米韓、拡大抑止強化で合意 韓国に戦略原潜派遣、核協議も

25日、米ワシントンの朝鮮戦争戦没者慰霊碑を訪れた韓国の尹錫悦大統領(中央)とバイデン大統領(AP=共同)

 バイデン米大統領と韓国の尹錫悦大統領は26日午前、ホワイトハウスで会談した。米政府によると、米国が核兵器と通常戦力で韓国防衛に関与する拡大抑止の強化を盛り込んだ共同文書「ワシントン宣言」で合意。弾道ミサイルを搭載可能な戦略原子力潜水艦の韓国への派遣や、米韓の核戦略計画に関する協議体新設が柱だ。

 対象原潜は「戦略ミサイル原潜」と呼ばれ、韓国に派遣するのは1980年代前半以降初めてとなる。より明確に拡大抑止力を示すことで核・ミサイル開発を進める北朝鮮をけん制する。韓国で広がる独自の核武装論を抑える狙いもある。

 原潜は韓国に常駐せず、朝鮮半島周辺に展開する米軍の原子力空母や戦略爆撃機と同様に不定期の派遣を想定している。

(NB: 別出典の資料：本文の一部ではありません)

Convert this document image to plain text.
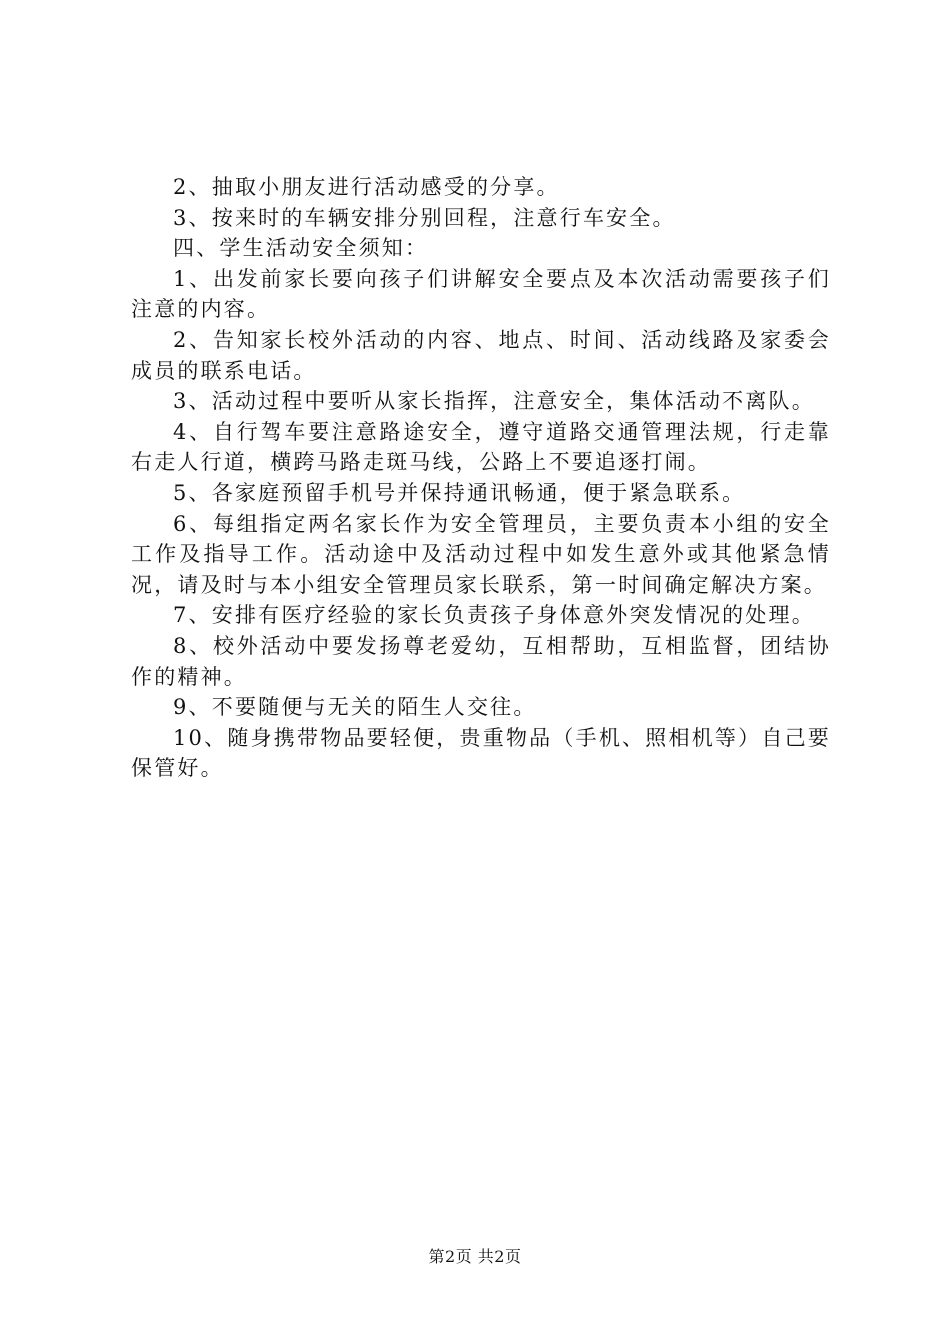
2、抽取小朋友进行活动感受的分享。

3、按来时的车辆安排分别回程，注意行车安全。

四、学生活动安全须知：

1、出发前家长要向孩子们讲解安全要点及本次活动需要孩子们注意的内容。

2、告知家长校外活动的内容、地点、时间、活动线路及家委会成员的联系电话。

3、活动过程中要听从家长指挥，注意安全，集体活动不离队。

4、自行驾车要注意路途安全，遵守道路交通管理法规，行走靠右走人行道，横跨马路走斑马线，公路上不要追逐打闹。

5、各家庭预留手机号并保持通讯畅通，便于紧急联系。

6、每组指定两名家长作为安全管理员，主要负责本小组的安全工作及指导工作。活动途中及活动过程中如发生意外或其他紧急情况，请及时与本小组安全管理员家长联系，第一时间确定解决方案。

7、安排有医疗经验的家长负责孩子身体意外突发情况的处理。

8、校外活动中要发扬尊老爱幼，互相帮助，互相监督，团结协作的精神。

9、不要随便与无关的陌生人交往。

10、随身携带物品要轻便，贵重物品（手机、照相机等）自己要保管好。

第2页 共2页
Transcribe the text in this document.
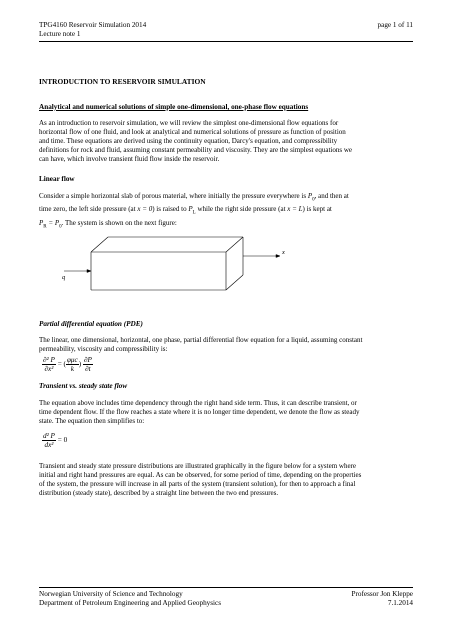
TPG4160 Reservoir Simulation 2014
Lecture note 1
page 1 of 11
INTRODUCTION TO RESERVOIR SIMULATION
Analytical and numerical solutions of simple one-dimensional, one-phase flow equations
As an introduction to reservoir simulation, we will review the simplest one-dimensional flow equations for
horizontal flow of one fluid, and look at analytical and numerical solutions of pressure as function of position
and time. These equations are derived using the continuity equation, Darcy's equation, and compressibility
definitions for rock and fluid, assuming constant permeability and viscosity. They are the simplest equations we
can have, which involve transient fluid flow inside the reservoir.
Linear flow
Consider a simple horizontal slab of porous material, where initially the pressure everywhere is $P_0$, and then at
time zero, the left side pressure (at x = 0) is raised to $P_L$ while the right side pressure (at x = L) is kept at
$P_R = P_0$. The system is shown on the next figure:
x
q
Partial differential equation (PDE)
The linear, one dimensional, horizontal, one phase, partial differential flow equation for a liquid, assuming constant
permeability, viscosity and compressibility is:
$\frac{\text{∂² P}}{\text{∂x²}}$ = ( $\frac{\text{φμc}}{k}$ ) $\frac{\partial P}{\partial t}$
Transient vs. steady state flow
The equation above includes time dependency through the right hand side term. Thus, it can describe transient, or
time dependent flow. If the flow reaches a state where it is no longer time dependent, we denote the flow as steady
state. The equation then simplifies to:
$\frac{\text{d² P}}{\text{dx²}} = 0$
Transient and steady state pressure distributions are illustrated graphically in the figure below for a system where
initial and right hand pressures are equal. As can be observed, for some period of time, depending on the properties
of the system, the pressure will increase in all parts of the system (transient solution), for then to approach a final
distribution (steady state), described by a straight line between the two end pressures.
Norwegian University of Science and Technology
Department of Petroleum Engineering and Applied Geophysics
Professor Jon Kleppe
7.1.2014
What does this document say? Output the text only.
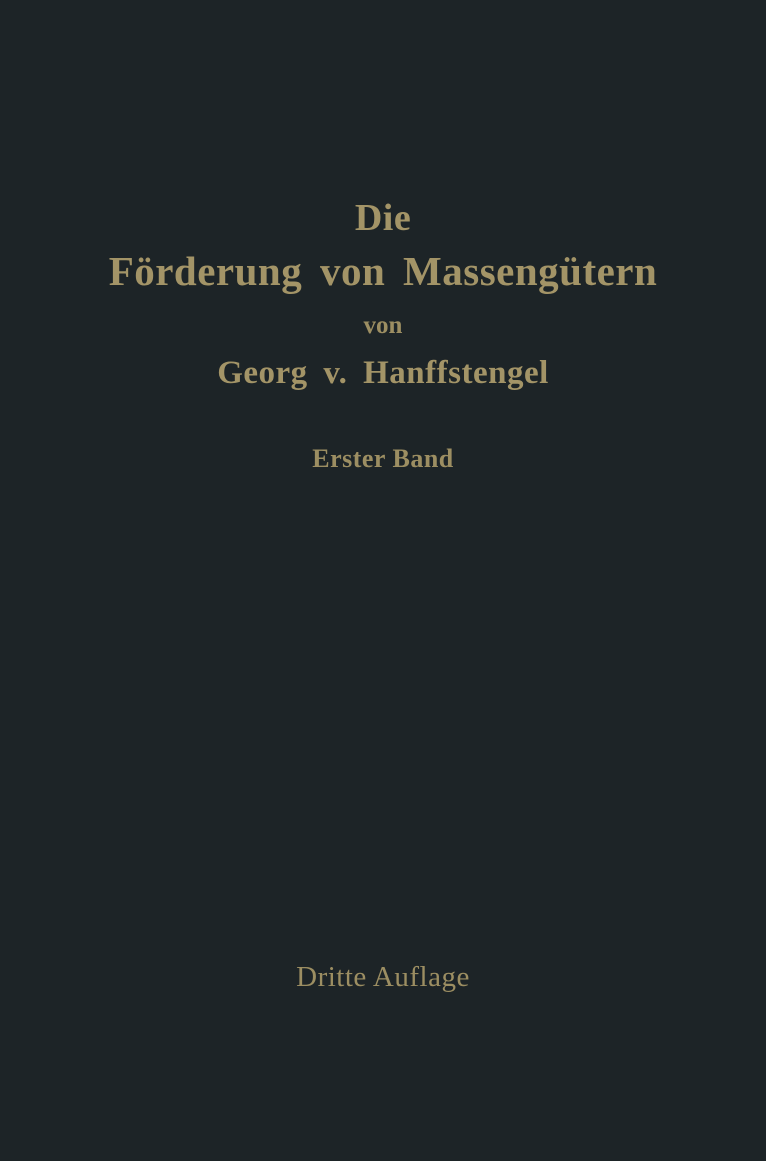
Die
Förderung von Massengütern
von
Georg v. Hanffstengel
Erster Band
Dritte Auflage
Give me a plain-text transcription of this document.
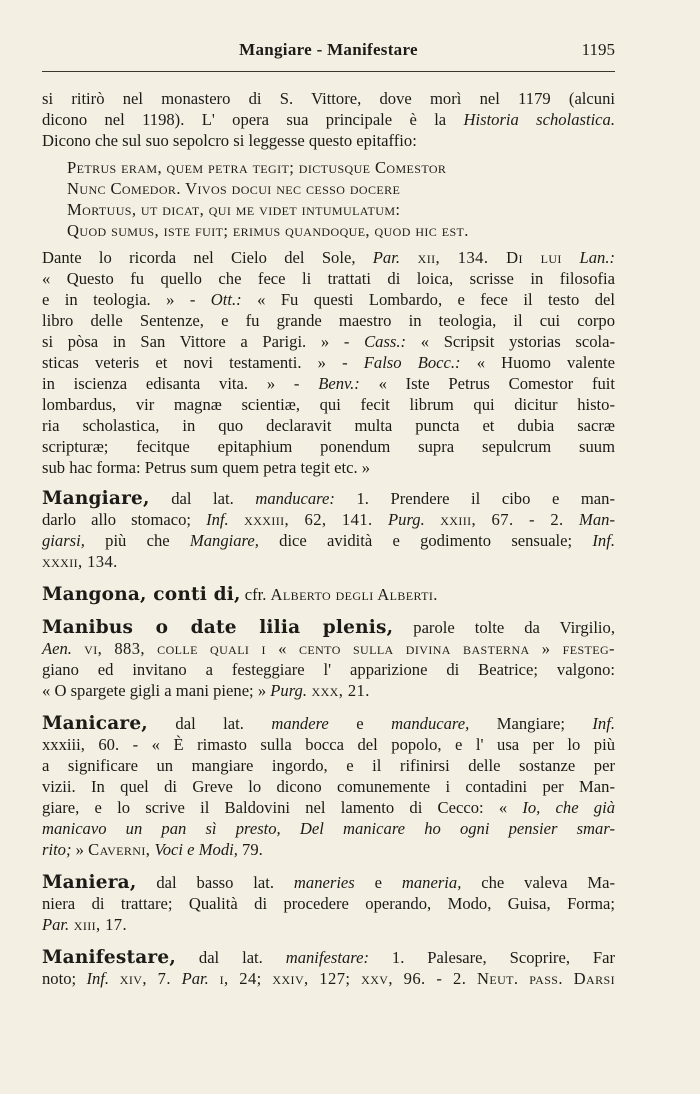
Mangiare - Manifestare	1195
si ritirò nel monastero di S. Vittore, dove morì nel 1179 (alcuni
dicono nel 1198). L' opera sua principale è la Historia scholastica.
Dicono che sul suo sepolcro si leggesse questo epitaffio:
Petrus eram, quem petra tegit; dictusque Comestor
Nunc Comedor. Vivos docui nec cesso docere
Mortuus, ut dicat, qui me videt intumulatum:
Quod sumus, iste fuit; erimus quandoque, quod hic est.
Dante lo ricorda nel Cielo del Sole, Par. xii, 134. Di lui Lan.:
« Questo fu quello che fece li trattati di loica, scrisse in filosofia
e in teologia. » - Ott.: « Fu questi Lombardo, e fece il testo del
libro delle Sentenze, e fu grande maestro in teologia, il cui corpo
si pòsa in San Vittore a Parigi. » - Cass.: « Scripsit ystorias scola-
sticas veteris et novi testamenti. » - Falso Bocc.: « Huomo valente
in iscienza edisanta vita. » - Benv.: « Iste Petrus Comestor fuit
lombardus, vir magnæ scientiæ, qui fecit librum qui dicitur histo-
ria scholastica, in quo declaravit multa puncta et dubia sacræ
scripturæ; fecitque epitaphium ponendum supra sepulcrum suum
sub hac forma: Petrus sum quem petra tegit etc. »
Mangiare, dal lat. manducare: 1. Prendere il cibo e man-
darlo allo stomaco; Inf. xxxiii, 62, 141. Purg. xxiii, 67. - 2. Man-
giarsi, più che Mangiare, dice avidità e godimento sensuale; Inf.
xxxii, 134.
Mangona, conti di, cfr. Alberto degli Alberti.
Manibus o date lilia plenis, parole tolte da Virgilio,
Aen. vi, 883, colle quali i « cento sulla divina basterna » festeg-
giano ed invitano a festeggiare l' apparizione di Beatrice; valgono:
« O spargete gigli a mani piene; » Purg. xxx, 21.
Manicare, dal lat. mandere e manducare, Mangiare; Inf.
xxxiii, 60. - « È rimasto sulla bocca del popolo, e l' usa per lo più
a significare un mangiare ingordo, e il rifinirsi delle sostanze per
vizii. In quel di Greve lo dicono comunemente i contadini per Man-
giare, e lo scrive il Baldovini nel lamento di Cecco: « Io, che già
manicavo un pan sì presto, Del manicare ho ogni pensier smar-
rito; » Caverni, Voci e Modi, 79.
Maniera, dal basso lat. maneries e maneria, che valeva Ma-
niera di trattare; Qualità di procedere operando, Modo, Guisa, Forma;
Par. xiii, 17.
Manifestare, dal lat. manifestare: 1. Palesare, Scoprire, Far
noto; Inf. xiv, 7. Par. i, 24; xxiv, 127; xxv, 96. - 2. Neut. pass. Darsi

 米韓は核戦略計画を定期的に協議し、不測の事態に米側がどう対処するのかを韓国側に具体的に示す核協議グループ(NCG)の創設で合意。冷戦期に北大西洋条約機構(NATO)がつくった核計画グループ(NPG)をモデルにしたとされるが、米韓ではNATOのような「核共有」は想定していない。